The benefits of primal movement
Primal movement benefits occur throughout the body. Jones Matousek says benefits can include “decreased pain and discomfort, increased core strength and ultimately better quality and longevity of life.” Janine also cites that primal movement promotes increased mobility, flexibility, endurance and stability. “It also teaches your body to work together cohesively,” notes Janine. Lindenmeier explains that the muscles trained during these exercises “will cross over to everyday movements.”

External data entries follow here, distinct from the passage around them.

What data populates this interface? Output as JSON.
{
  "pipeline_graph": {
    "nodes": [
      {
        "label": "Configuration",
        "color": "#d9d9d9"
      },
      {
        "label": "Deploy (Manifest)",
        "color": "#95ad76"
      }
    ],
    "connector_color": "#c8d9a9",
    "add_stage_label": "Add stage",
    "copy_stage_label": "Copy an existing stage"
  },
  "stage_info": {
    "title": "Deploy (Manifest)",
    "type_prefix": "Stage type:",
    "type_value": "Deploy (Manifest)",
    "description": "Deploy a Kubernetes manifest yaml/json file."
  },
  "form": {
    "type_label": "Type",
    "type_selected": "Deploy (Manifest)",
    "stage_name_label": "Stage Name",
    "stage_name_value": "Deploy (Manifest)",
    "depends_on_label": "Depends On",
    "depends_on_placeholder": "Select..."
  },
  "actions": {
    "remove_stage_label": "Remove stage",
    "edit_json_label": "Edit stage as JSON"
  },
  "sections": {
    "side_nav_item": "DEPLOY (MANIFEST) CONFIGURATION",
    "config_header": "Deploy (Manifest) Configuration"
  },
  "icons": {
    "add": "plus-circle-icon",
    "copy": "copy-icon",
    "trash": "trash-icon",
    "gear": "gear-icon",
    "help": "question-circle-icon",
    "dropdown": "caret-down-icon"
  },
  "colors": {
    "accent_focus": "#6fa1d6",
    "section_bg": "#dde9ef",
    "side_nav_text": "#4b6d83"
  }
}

Primal movement exercises to try
One of Jones Matousek’s favorite primal movement mobility stretches is The World’s Greatest Stretch. “Start in a low, wide runner’s lunge with your left leg straight behind you. Your right foot should be on the outside of your right hand. Now, lift your right hand up towards the sky to open your chest towards your right knee,” explains Jones Matousek. “Repeat on the other side, and take it slow, really finding length in your side body and extension through your arms and legs.”
Janine recommends beginning on all fours and lifting the opposite leg and hand while hovering the knee above the ground. She also suggests working on 90/90 hip mobility, rotating through the center on each side. Shifting from child’s pose to downward dog is another great move says Janine. Even simpler, Lindenmeier suggests the cat-cow stretch and twists while sitting in a chair.